Covid-19 e o papel

Covid-19 e o papel

COVID-19 e as diferentes superfícies

Qual o suporte onde permanece menos tempo?

Muito se tem escrito e falado sobre a contaminação pela nova doença Covid-19 através do contacto com superfícies físicas. Afinal, é possível contrair a Covid-19 por contacto com suportes físicos? Se sim, quais os mais fiáveis? E o papel? Como se comporta?

A Covid-19, doença provocada pelo novo coronavírus SARS-COV-2 é ainda relativamente recente, sendo que, por exemplo, os 2 primeiros casos só foram detetados em Portugal a 2 de março.

Este novo vírus (e doença) era desconhecido antes do início do surto em Wuhan, na China, em dezembro de 2019. A COVID-19 é agora uma pandemia que afeta muitos países do mundo e também, só agora, passados 6 meses começam a surgir os primeiros estudos sobre os efeitos nos pacientes afetados e nas formas de propagação.

De acordo com a OMS – Organização Mundial de Saúde – a doença espalha-se principalmente de pessoa para pessoa através de pequenas gotas do nariz ou da boca, que são expelidas quando uma pessoa com COVID-19 tosse, espirra ou fala.

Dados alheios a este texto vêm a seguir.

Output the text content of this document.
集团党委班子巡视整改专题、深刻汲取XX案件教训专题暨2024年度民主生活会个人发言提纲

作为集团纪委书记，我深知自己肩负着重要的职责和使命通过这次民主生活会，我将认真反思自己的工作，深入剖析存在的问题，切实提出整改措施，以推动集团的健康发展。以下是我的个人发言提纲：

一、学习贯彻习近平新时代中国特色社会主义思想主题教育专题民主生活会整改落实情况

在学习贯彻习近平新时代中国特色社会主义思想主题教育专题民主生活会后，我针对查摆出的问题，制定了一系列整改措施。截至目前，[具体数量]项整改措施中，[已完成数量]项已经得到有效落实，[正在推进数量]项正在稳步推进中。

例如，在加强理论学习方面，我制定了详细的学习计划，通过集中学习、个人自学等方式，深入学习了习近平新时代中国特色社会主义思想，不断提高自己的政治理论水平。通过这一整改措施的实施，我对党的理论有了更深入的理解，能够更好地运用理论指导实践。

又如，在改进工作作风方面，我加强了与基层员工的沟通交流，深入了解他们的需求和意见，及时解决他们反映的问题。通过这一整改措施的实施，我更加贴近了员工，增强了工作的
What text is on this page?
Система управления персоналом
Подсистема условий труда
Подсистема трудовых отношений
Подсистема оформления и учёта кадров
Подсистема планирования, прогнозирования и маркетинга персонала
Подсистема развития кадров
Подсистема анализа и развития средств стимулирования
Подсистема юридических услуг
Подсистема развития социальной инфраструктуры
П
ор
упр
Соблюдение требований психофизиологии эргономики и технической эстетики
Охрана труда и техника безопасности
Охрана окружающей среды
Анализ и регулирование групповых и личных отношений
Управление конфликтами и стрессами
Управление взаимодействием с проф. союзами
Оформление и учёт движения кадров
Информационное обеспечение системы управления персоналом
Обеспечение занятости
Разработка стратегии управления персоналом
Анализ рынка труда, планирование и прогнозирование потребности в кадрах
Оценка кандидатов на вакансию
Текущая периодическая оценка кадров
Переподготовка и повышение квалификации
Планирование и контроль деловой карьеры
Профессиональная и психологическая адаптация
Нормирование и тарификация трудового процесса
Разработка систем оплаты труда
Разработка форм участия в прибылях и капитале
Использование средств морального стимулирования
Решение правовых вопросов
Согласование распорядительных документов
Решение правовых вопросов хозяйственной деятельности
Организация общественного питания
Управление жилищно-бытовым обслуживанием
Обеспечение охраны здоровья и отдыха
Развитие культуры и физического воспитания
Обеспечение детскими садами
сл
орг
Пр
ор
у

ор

De acordo com a informação do website da organização “essas gotículas são relativamente pesadas, não viajam longe e afundam rapidamente no chão. As pessoas podem apanhar a COVID-19 se respirarem essas gotículas de uma pessoa infetada pelo vírus”, acrescentando: “É por isso que é importante ficar pelo menos 1 metro longe dos outros. Essas gotículas podem pousar em objetos e superfícies ao redor da pessoa, como mesas, maçanetas e corrimãos. As pessoas podem ser infetadas ao tocar nesses objetos ou superfícies e depois tocar nos olhos, nariz ou boca. É por isso que é importante lavar as mãos regularmente com água e sabão ou limpar com álcool”.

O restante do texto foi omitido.